3. Legal arguments of the Austrian Association of Consumer Information

The Austrian Association of Consumer Information (ACI) argues that the bank´s preclusion of negative interest rates for loan agreements is not admissible. On the contrary, negative interest rates can be possible according to the wording of existing loan agreements. Variable interest rates clauses that link interest rates to certain indicators and that can – in case of a negative performance of such indicator – potentially lead to a negative interest rate, is in line with the legislative model of a loan agreement and the typical intention of parties to a loan agreement. According to the ACI, the approach of the financial institutions for unilaterally creating a minimum threshold of loan interest rates by simply informing customers in writing, is unlawful. The ACI argues that a minimum threshold for interest rates without a correlating maximum threshold cannot be bindingly agreed upon in a loan agreement between a financial institution and a customer due to the rule of “two sidedness” contained in paragraph 6 abstract 1 clause 5 of the Austrian Consumer Protection Act.

The interest rates of savings deposits have to be distinguished from loan agreements. A potential negative interest rate for saving deposits without explicit notice thereof by the financial institution would be unexpected and therefore unlawful according to § 864 of the Austrian Civil Code. However, financial institutions do not use their own money in order to facilitate loans, but rather refinance the funds. Thus, dealing differently with savings deposits interest rates and loan interest rates is justified.

Economic strategies of the financial institutions are not perceivable for debtors and hence legally irrelevant.

4. Court decisions

The ACI filed a collective action on behalf of the Austrian Ministry of Social Affairs against the unilateral amendments of the loan agreements by several financial institutions.

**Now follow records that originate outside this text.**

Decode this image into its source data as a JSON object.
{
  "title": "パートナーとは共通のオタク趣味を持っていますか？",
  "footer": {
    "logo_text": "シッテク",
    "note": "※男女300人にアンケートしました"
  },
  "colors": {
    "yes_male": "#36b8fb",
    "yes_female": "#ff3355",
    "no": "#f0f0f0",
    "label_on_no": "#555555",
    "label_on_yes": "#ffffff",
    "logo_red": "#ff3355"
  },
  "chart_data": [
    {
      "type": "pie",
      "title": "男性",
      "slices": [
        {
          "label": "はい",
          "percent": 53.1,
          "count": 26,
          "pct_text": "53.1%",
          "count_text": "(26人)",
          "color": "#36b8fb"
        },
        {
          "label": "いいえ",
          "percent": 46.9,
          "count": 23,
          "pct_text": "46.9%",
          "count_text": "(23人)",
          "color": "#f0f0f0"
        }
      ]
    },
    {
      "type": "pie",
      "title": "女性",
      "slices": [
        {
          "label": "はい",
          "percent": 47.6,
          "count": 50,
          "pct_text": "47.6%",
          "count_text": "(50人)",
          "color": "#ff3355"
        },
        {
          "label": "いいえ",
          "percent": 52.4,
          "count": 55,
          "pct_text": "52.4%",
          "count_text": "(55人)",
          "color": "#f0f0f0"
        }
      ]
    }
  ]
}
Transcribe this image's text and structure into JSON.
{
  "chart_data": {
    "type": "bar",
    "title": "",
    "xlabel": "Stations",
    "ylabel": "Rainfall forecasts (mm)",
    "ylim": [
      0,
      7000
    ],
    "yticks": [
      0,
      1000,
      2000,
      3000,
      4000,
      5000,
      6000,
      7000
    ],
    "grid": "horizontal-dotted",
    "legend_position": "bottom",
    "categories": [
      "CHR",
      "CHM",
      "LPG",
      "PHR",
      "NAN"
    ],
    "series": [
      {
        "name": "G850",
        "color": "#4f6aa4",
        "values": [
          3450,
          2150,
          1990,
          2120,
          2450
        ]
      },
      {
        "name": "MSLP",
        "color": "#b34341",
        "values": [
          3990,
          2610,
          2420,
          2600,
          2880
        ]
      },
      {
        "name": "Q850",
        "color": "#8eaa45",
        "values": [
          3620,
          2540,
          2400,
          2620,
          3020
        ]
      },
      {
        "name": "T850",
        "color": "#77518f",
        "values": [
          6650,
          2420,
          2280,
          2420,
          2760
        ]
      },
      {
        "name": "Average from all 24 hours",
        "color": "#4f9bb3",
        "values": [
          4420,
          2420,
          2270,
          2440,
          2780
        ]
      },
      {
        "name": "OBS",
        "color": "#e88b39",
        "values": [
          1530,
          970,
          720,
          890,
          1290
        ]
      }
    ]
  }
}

The courts of first instance (File number: 27 Cg 32/15x and 57 Cg 10/15v) followed the line of argumentation set forth by the ACI and decided that the financial institutions’ unilateral amendments of loan agreements is unlawful. Financial institutions shall credit and pay out negative interest to debtors if their variable interest rate falls below zero because of the performance of the benchmark interest rate.

The Court of Appeal did not deal with the factual matter at hand, and rejected the appeal on formal grounds (File number: 2 R 187/15g). The case, in which the interest rate falls below 0 % and financial institutions do not credit negative interest to their debtors has not occured as of yet. These notifications from financial institutions does not constitute a unilateral amendment of contracts but a heads-up of the financial institutions to the debtors as to their intentions once the potential scenario becomes a reality. Therefore, the ACI could not legitimately file an action.

All court decisions are not yet legally binding. It remains to be seen how the Austrian Supreme Court will rule in the matter of negative interest. Due to the immense importance and cost intensity for financial institutions, the matter of negative interest will occupy the courts for a long period of time.